As a painter whose work is rooted in the language of abstraction, the artist utilises this formal vocabulary to explore familiar subjects and the wider landscape of the Caymanian cultural experience. Reflecting Jackson’s sustained investigation of his chosen medium, the works on display capture the curious mind and wandering imagination of an artist whose probing approach embodies the frustrating, yet ultimately rewarding, path towards artistic expression.
Presented as a coherent body of work in which each painting seeks to unlock answers to a series of rhetorical questions—about the nature of representation, the tension between abstraction and figuration, and the ways in which meaning is ultimately understood and conveyed to the viewer—the artist’s images bear the marks and material traces of the process of their own creation.
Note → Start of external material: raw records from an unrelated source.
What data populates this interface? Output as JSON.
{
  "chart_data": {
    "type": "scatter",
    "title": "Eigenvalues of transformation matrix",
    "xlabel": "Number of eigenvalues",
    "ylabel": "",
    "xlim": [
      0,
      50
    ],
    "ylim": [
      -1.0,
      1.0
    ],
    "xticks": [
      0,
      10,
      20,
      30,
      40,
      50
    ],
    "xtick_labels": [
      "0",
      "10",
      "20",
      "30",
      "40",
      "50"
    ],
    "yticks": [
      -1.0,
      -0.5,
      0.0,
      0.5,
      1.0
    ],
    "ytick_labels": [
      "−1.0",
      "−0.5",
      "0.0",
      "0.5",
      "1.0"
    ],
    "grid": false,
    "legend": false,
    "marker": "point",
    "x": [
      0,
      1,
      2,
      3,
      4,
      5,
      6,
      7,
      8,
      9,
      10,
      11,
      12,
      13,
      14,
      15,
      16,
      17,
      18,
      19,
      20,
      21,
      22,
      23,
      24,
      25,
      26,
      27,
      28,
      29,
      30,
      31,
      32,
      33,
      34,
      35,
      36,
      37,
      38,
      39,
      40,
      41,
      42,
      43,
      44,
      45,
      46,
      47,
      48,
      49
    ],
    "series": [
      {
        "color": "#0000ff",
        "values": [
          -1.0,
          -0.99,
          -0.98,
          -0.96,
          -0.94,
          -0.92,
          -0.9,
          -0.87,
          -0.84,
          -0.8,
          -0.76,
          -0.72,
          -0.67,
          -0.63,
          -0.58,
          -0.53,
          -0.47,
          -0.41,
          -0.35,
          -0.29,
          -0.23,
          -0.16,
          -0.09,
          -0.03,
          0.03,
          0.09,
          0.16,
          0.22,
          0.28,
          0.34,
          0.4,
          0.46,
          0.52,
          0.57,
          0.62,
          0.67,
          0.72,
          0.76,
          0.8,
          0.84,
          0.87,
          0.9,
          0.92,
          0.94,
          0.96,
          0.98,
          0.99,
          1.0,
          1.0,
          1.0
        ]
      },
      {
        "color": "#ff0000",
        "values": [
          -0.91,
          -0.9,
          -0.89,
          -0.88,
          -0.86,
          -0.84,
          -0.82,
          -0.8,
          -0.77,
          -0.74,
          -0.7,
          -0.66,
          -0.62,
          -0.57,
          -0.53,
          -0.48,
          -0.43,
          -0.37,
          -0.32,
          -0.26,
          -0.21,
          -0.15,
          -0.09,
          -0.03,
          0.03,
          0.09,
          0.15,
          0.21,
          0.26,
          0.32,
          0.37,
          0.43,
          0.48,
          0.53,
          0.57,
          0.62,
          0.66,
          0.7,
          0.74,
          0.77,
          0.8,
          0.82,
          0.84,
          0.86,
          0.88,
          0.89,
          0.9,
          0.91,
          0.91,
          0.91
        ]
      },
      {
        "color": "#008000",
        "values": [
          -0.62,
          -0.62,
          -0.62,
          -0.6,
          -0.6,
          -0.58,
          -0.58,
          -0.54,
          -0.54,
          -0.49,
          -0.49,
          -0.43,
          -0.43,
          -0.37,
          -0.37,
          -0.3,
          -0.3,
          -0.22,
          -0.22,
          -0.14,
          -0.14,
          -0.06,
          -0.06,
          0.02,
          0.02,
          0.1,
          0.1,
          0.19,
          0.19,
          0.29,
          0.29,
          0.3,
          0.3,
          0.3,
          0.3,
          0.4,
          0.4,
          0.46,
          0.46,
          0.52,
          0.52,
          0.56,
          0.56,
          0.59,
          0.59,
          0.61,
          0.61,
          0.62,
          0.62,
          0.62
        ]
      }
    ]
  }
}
Less definitive visual statements than a series of painterly gestures, Jackson’s works exist in a state of perpetual flux—at the cusp of completion, yet decidedly open-ended.
About the Artist
John Reno Jackson
b. 1995
John Reno Jackson is an emerging contemporary Caymanian painter. He attended foundation courses in painting and drawing at the London Art Academy in 2015. Since then, he has continued his painterly explorations through a series of abstract works made in Grand Cayman. Jackson has exhibited at Paulo – PADA Studios in Barreiro, Portugal, where he attended an artist’s residency in 2020, and at Artisan Space in London, UK. His work is in the permanent collection of NGCI, where it was featured in the exhibitions Island of Women: Life at Home During Our Maritime Years (2020), Reimagined Futures – 2nd Cayman Islands Biennial (2021) and The People’s Collection – A 25-Year Cultural Legacy (2022).